Why George A Romero’s Night of the Living Dead still gets under our skin

Released 50 years ago, the director’s lo-fi debut is filled with potent imagery and political resonance.


Adam Scovell


In an age of oversaturation of zombie-related media, and with low-budget horror now the genre’s most recognisable form, it’s easy to underestimate how much of an impact George A Romero’s Night of the Living Dead must have had in 1968. Using an array of cheap but raw film techniques, Romero simultaneously redefined both the zombie and the horror film yet also tapped into something else quintessential to large amounts of US horror in particular; the feeling of the horrific that sits comfortably alongside the ordinary worlds of American life.

The film follows a core group of characters who end up barricaded within a lone house in the backwaters of Pennsylvania. Barbara (Judith O’Dea) and her brother, Johnny (Russell Streiner), are visiting the grave of their father when they are inexplicably attacked by a strange, wandering man in the graveyard. Johnny is left fighting off the man whilst Barbara runs and seeks refuge in a nearby house. The light fades and Barbara becomes trapped as the stumbling man continues to amble about outside.

Soon Ben (Duane Jones) enters the house with further hungry corpses following in close pursuit. He barricades the doors and windows of the rooms, only to find two couples hidden in the basement. As a group, they now consider their options, debating what to do about the increasing number of wandering dead outside trying to get in to eat them; each plan more disastrous than the last until all hope is eventually lost.

Before Romero, zombies had a very different hue in cinema. In Victor Halperin’s White Zombie from 1932 and John Gilling’s The Plague of the Zombies from 1966, the undead had a orientalist voodoo-edge; summoned back to life by black magic and, even more surreally, used as a cheap labour force (in these instances, as the workers of a Haitian sugar cane mill in the former and in a Cornish tin mine in the latter). Zombies were effectively the deliberate product of man, not unlike Mary Shelley’s ‘Frankenstein’ or the creatures of HG Wells’ ‘The Island of Doctor Moreau’, published in 1818 and 1896 respectively.

Romero’s accidental rebirth of the dead is refreshing in its almost disaster film qualities, the corpses rising apparently due to the radiation leak from a satellite crash-landed from space. Technology and the increasing fear of Cold War infused paraphernalia – satellites, radiation, group paranoia – is just as much a menace in the film as the flesh-desirous zombies.

The sheer look of Night of the Living Dead alone must have felt exhilarating in the context of the largely gothic infused visuals and narratives of this period. The ordinariness of the violence is still alarming, every bludgeon carrying a simple impact that mostly rejected stylised violence, what critic Pauline Kael called the film’s “banal seriousness”. Even in the more stylised moments Romero manages to retain a tangible sense of raw desperation, far from vampires being staked through the heart or other typical horror demises.

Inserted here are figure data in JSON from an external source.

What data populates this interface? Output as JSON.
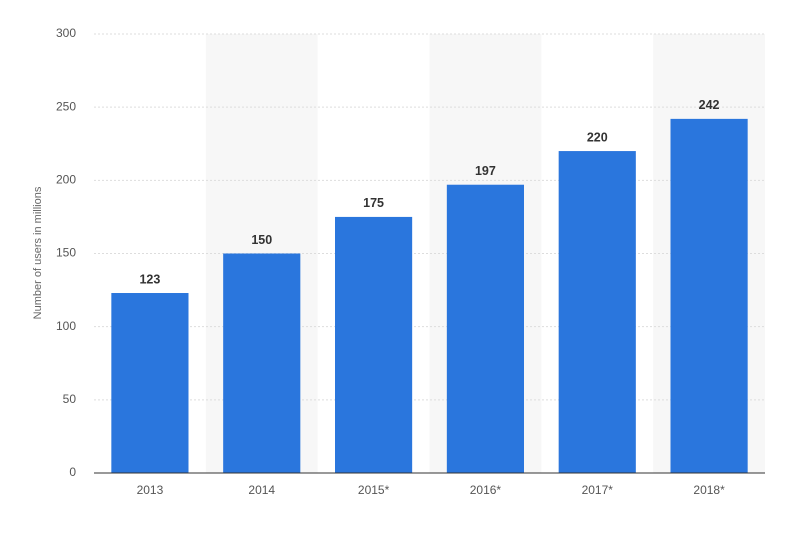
{
  "chart_data": {
    "type": "bar",
    "y_label": "Number of users in millions",
    "categories": [
      "2013",
      "2014",
      "2015*",
      "2016*",
      "2017*",
      "2018*"
    ],
    "values": [
      123,
      150,
      175,
      197,
      220,
      242
    ],
    "color": "#2a76dd",
    "ylim": [
      0,
      300
    ],
    "yticks": [
      0,
      50,
      100,
      150,
      200,
      250,
      300
    ],
    "grid": true
  }
}
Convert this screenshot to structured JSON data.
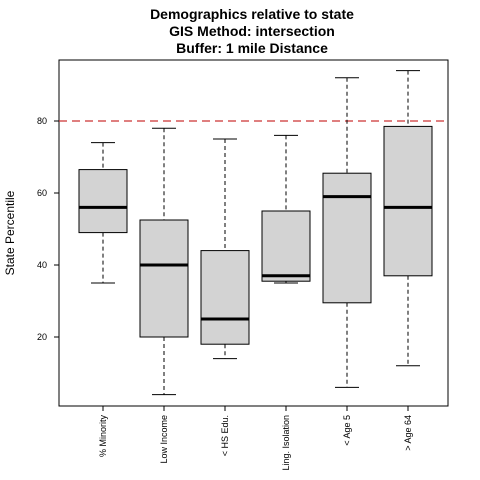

When a little girl attacks and finally kills her loving mother with a garden trowel, the director chooses to intensify the scene with more typically fantastical techniques. The woman’s screams are modulated through an electronic effect, carrying it into strange realms of synthesised sound. Yet it also fits with the film’s general shift in horror style, marked most overtly by its music beginning with normal B-movie stock strings but which is quickly subverted by electronic hums, rumbles and modulation. Romero was one of the first to properly understand that music in horror cinema need not be overtly instrument based; that there was something untapped in the unrecognised character of electronic and experimental sounds.

Alongside the rumbling hums and grain (the film was shot on 35mm but distributed on low quality prints), Romero uses another technique to great effect: the fake news reel. Constant news reports stream in, first detailing the outbreak and explanation for dead to walk again before the authorities try to find a solution. Their banality aids their believability which makes the horror all the more effective, especially the Sheriff’s solution of “beat ’em or burn ’em, they go up pretty easily”; carried out with an almost enjoyable relish by his plaid shirt militia.

The images of these men roaming around the country, toting rifles and burning bodies, is itself a poignant and still chilling image. Some of these news bulletins and reports are so genuine it would be difficult to believe they were fake if not for their context in the film. The possibility of a ‘War of the Worlds’-style panic is not inconceivable if imagining the film being broadcast on television in the same year it was made; a casual viewer flicking through the small handful of channels only to come upon one of these bulletins without the full context of the film, detailing the best way to stop the ambling undead soon to be supposedly scrabbling at their door.

Romero’s film ends with a stunning collection of photographs, or perhaps even freeze-frames. Their effectiveness lies in their believability, with many resembling battered historic images of similar group catastrophes in America’s 20th century social history. With this final move Romero showed that even on a small budget, horror has the ability to get under our skin not through violence, gore or spectacle, but through an overt and perceivable likeness to the real world in all of its unsettling ordinariness.